ELIZA doesn’t know

I’ve talked about AI art tools a few times here, because I use them sometimes, always in ways that (A) are not harmful to artists’ livelihood and (B) not nefarious in other ways, and I’m pretty tired of the hot takes about them.

But I haven’t gone after the text tools like ChatGPT yet, and I guess it’s time. Because, wow.

Big tech companies and investors are jumping into these glorified ELIZA programs because they don’t want to be the ones that missed out on the Next Big Thing. But it’s pretty gimmicky, a “solution” in search of a problem, much like blockchain or VR (excuse me, “the metaverse”).

“AI” has gone from amusing toys that generate absurd flavors of ice cream or names for action figures, to a thing that can write stories and essays and poems and advice if you ask for it. And people are starting to trust it, for some reason. These tools don’t understand or know anything, they just mimic language.

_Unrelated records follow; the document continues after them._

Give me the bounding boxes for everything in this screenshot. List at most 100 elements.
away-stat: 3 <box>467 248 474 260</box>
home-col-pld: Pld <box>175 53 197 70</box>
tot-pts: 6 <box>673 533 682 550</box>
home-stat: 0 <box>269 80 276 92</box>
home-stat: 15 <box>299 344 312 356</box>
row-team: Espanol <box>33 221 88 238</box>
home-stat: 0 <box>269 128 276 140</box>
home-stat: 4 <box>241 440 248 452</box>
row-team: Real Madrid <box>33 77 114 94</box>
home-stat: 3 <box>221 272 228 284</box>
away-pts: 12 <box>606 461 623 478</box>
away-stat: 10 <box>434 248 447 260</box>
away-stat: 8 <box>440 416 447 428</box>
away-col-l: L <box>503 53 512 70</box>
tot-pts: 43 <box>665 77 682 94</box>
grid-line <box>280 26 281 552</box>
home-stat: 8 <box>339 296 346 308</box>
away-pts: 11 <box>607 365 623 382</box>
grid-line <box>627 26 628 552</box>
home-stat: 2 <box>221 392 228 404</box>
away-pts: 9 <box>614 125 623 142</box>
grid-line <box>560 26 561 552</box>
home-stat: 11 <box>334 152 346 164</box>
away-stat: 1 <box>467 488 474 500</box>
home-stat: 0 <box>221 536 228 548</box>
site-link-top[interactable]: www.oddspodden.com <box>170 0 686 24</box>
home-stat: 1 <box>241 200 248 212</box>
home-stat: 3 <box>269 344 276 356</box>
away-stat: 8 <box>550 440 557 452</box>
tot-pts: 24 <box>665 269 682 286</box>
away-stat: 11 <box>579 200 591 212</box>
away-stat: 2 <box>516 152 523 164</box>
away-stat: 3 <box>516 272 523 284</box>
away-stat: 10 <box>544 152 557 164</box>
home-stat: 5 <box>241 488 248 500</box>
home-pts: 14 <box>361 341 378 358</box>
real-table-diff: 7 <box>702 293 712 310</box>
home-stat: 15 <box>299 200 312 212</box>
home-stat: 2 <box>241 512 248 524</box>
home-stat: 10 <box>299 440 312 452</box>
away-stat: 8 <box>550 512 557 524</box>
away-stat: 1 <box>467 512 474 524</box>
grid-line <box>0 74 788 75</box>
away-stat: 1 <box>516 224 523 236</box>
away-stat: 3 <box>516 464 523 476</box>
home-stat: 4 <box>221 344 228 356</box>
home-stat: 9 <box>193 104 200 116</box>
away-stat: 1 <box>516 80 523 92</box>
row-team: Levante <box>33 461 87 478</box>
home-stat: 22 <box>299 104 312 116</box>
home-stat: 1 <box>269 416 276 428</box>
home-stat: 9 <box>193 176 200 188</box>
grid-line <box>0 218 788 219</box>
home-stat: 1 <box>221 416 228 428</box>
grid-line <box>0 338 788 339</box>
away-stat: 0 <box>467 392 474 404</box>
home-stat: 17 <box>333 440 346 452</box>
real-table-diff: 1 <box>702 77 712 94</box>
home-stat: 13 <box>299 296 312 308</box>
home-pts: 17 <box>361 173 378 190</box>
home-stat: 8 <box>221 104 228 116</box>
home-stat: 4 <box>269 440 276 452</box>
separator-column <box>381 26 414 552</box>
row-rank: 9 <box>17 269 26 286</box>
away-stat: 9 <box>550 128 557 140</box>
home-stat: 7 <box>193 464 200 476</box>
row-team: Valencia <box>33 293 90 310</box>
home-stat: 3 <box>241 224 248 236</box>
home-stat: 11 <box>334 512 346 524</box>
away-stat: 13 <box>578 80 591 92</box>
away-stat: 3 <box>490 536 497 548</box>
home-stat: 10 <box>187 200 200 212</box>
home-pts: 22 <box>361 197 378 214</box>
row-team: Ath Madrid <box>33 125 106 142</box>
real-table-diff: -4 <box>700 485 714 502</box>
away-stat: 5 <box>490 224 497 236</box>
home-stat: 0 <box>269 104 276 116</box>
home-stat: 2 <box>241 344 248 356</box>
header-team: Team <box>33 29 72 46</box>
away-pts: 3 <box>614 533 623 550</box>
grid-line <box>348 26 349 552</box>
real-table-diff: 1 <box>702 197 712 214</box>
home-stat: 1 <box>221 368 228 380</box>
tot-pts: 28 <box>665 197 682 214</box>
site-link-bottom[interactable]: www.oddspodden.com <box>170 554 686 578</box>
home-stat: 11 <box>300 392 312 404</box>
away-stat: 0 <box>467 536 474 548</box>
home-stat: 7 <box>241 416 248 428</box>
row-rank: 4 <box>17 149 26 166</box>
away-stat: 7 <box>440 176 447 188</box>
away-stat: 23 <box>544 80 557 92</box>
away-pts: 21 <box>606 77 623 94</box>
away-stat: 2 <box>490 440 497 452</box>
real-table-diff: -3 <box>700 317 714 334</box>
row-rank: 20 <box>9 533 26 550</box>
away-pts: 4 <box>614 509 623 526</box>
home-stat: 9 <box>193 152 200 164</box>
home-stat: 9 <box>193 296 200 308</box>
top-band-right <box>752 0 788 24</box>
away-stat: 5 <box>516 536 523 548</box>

It’s like a parrot who has hung out in doctors’ offices for a while, and now people are asking it for medical advice and trusting the results. It’s worse in many ways than just asking some internet rando. That rando might have a medical degree, or they might spout misinformation or bullshit, but unless you’re completely gullible (and yes, some people are) you’re going to take what they say with a grain of salt. But ChatGPT is guaranteed to have no knowledge of anything, no ability to judge truth, no ethics or responsibility or accountability, and its “sense” of context is focused entirely on patterns of grammar rather than information.

I’ve literally seen someone respond to my criticism with “how can it be wrong, when it writes working code?” Because if you ask for it, it also writes non-working, bullshit code with completely inappropriate syntax that demonstrates a complete lack of knowledge of the thing you’re asking about, and presents it with exactly the same 100% confidence that it assigns to everything.

As far as I’m concerned, this has more potential for danger than self-driving cars.